Mr Farrell compared the low interest rates and quantitative easing programs being employed by central banks around the world to the spinning rear tyres on a dragster car.
“There’s plenty of fuel and power going to those back tyres, but it’s not getting any traction whatsoever,” Mr Farrell told InvestorDaily.
“The danger for a lot of the central banks around the world is that if that traction start to take hold then [inflation] is going to go screaming off.”
Low interest rates could cause an asset price inflation bubble, which may result in a sharp correction in the marketplace, he said.
BT has altered the investment strategy of its funds accordingly, taking some money out of equities and putting half of it into alternatives and half into property, he added.

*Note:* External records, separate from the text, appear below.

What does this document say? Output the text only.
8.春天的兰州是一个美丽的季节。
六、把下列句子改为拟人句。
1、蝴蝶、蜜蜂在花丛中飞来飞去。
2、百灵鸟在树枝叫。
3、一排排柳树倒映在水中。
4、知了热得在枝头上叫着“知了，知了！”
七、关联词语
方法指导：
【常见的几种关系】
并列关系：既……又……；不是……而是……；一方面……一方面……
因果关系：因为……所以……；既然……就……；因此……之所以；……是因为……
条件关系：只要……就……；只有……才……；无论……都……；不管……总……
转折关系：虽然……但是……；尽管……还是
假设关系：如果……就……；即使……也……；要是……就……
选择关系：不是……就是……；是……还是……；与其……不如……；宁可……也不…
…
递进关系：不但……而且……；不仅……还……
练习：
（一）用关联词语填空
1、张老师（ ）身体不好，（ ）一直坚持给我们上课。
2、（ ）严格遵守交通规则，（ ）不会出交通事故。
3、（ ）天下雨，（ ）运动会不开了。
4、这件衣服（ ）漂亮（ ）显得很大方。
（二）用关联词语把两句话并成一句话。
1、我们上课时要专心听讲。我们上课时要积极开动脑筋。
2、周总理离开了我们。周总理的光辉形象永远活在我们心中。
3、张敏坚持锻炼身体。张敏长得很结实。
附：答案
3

“I define alternatives in three ways, and we’ve allocated accordingly within our funds,” he said. “There’s an alternative beta play, and an absolute return play … and we’ve got defensive alternatives.”
BT maintains its beta exposure between 0.2 and -0.2 to equity markets, with a futures overlay to bring the structural beta back in line when it moves above that level, he said.
“We have short futures in our fund, which hurts us when the market goes up – but it’s there to do a job,” he said.
When it comes to property, Mr Farrell said it has a lot more “downside risk protection” than equities.
“That was exhibited in Greece last year during April,” he said. “Growth assets were hammered but property kept on going.”
Looking more generally at the Australian equities market, Mr Farrell said that currently, a significant amount of investment strategy is based on hope rather than on “pure fund analysis”.
The high levels of investment markets have been sustained by an “onslaught of buybacks”, he said.
The practice of buying stocks back from shareholders has the effect of reducing the pool of shareholders and driving a company’s share price up.
“It’s very shareholder-friendly in the short term, but you’re basically paying for a lot of the forward earnings capability that these companies should be looking for,” Mr Farrell said.
The proliferation of share buybacks among Australian companies is confirmation that CEOs are focused on the short term, he said.